Personal information
- Full name: William Young
- Born: 8 March 1861 Staveley, Derbyshire, England
- Died: 6 October 1933 (aged 72) Staveley, Derbyshire, England
- Batting: Unknown
- Role: Wicket-keeper

Career statistics
| Competition | First-class |
| Matches | 1 |
| Runs scored | 21 |
| Batting average | 21.00 |
| 100s/50s | –/– |
| Top score | 21* |
| Balls bowled | – |
| Wickets | – |
| Bowling average | – |
| 5 wickets in innings | – |
| 10 wickets in match | – |
| Best bowling | – |
| Catches/stumpings | 1/– |
- Source: Cricinfo, 28 July 2013

= William Young (English cricketer) =

English cricketer

William Young (8 March 1861 – 6 October 1933) was an English cricketer. White's batting style is unknown, though it is known he played as a wicket-keeper. He was born at Staveley, Derbyshire.

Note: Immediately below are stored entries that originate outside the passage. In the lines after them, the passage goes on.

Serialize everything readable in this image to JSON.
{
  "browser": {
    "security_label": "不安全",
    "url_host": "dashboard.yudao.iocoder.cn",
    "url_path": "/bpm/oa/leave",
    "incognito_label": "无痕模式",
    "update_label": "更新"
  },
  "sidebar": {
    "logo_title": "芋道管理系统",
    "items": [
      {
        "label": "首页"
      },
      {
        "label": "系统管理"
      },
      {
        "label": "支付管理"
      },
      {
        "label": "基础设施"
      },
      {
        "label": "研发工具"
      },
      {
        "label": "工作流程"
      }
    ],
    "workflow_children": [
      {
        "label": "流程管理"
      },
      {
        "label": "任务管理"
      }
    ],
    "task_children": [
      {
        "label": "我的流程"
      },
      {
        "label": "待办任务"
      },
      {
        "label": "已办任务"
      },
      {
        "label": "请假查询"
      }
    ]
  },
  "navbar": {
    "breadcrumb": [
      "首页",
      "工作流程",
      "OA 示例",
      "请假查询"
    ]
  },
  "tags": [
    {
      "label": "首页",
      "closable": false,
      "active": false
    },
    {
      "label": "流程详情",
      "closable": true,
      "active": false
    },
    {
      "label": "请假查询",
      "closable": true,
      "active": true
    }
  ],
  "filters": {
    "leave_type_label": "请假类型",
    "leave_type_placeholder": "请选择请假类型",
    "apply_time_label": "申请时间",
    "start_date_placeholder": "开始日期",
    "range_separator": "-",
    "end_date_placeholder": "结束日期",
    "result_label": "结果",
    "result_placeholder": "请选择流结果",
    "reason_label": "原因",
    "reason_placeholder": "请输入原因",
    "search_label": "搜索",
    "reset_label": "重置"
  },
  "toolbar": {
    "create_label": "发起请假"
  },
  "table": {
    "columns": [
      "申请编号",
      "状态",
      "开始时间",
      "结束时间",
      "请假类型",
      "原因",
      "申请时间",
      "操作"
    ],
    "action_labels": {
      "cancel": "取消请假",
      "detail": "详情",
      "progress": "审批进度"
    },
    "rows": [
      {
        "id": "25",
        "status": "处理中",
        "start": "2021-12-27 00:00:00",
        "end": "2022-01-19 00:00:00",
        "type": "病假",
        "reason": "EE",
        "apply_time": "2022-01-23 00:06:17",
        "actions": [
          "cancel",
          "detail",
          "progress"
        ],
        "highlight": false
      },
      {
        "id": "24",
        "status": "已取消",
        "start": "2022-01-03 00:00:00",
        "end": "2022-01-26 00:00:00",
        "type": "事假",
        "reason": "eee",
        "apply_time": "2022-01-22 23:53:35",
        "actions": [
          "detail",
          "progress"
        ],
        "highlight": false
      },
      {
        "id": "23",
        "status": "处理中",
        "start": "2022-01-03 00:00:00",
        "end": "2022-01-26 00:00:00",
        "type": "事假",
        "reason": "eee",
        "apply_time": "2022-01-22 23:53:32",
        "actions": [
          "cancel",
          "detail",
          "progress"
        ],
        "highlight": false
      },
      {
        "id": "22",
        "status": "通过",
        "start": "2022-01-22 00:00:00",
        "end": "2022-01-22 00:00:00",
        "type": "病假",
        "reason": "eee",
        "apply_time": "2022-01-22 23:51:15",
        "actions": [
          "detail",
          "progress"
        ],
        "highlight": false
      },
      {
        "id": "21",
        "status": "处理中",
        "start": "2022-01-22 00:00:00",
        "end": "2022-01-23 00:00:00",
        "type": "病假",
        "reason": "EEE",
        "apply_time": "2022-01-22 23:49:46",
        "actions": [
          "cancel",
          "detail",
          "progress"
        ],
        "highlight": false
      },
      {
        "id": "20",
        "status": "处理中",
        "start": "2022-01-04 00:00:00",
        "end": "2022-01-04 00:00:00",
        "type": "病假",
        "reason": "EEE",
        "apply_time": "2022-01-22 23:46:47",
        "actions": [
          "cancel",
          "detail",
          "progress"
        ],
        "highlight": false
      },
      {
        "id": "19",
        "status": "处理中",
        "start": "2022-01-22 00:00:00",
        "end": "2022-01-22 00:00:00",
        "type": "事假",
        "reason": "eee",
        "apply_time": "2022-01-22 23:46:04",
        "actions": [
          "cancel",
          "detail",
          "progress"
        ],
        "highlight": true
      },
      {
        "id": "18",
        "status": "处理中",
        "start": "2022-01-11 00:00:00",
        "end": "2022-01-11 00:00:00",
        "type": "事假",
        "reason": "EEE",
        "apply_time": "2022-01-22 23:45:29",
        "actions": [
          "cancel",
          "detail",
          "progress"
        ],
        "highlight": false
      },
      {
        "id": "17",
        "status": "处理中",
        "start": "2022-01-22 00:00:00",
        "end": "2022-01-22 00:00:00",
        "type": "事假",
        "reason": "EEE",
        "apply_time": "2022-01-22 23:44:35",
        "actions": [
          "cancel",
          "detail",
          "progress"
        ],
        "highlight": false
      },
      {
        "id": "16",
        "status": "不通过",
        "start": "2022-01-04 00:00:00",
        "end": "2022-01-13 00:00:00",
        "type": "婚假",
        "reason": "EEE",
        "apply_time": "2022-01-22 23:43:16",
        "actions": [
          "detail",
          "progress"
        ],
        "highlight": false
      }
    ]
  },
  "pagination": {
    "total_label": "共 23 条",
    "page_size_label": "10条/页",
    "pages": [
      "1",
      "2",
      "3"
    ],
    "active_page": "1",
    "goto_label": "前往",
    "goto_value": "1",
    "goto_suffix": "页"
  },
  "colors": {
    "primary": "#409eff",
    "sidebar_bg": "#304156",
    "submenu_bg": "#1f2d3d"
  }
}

Young made a single first-class appearance for Liverpool and District against Yorkshire in 1891 at Aigburth Cricket Ground, Liverpool. In a match which Liverpool and District won by 54 runs, Young batted twice, ending Liverpool and District's first-innings not out on 21, while in their second-innings he was dismissed for a duck by Bobby Peel.

He died at the town of his birth on 6 October 1933.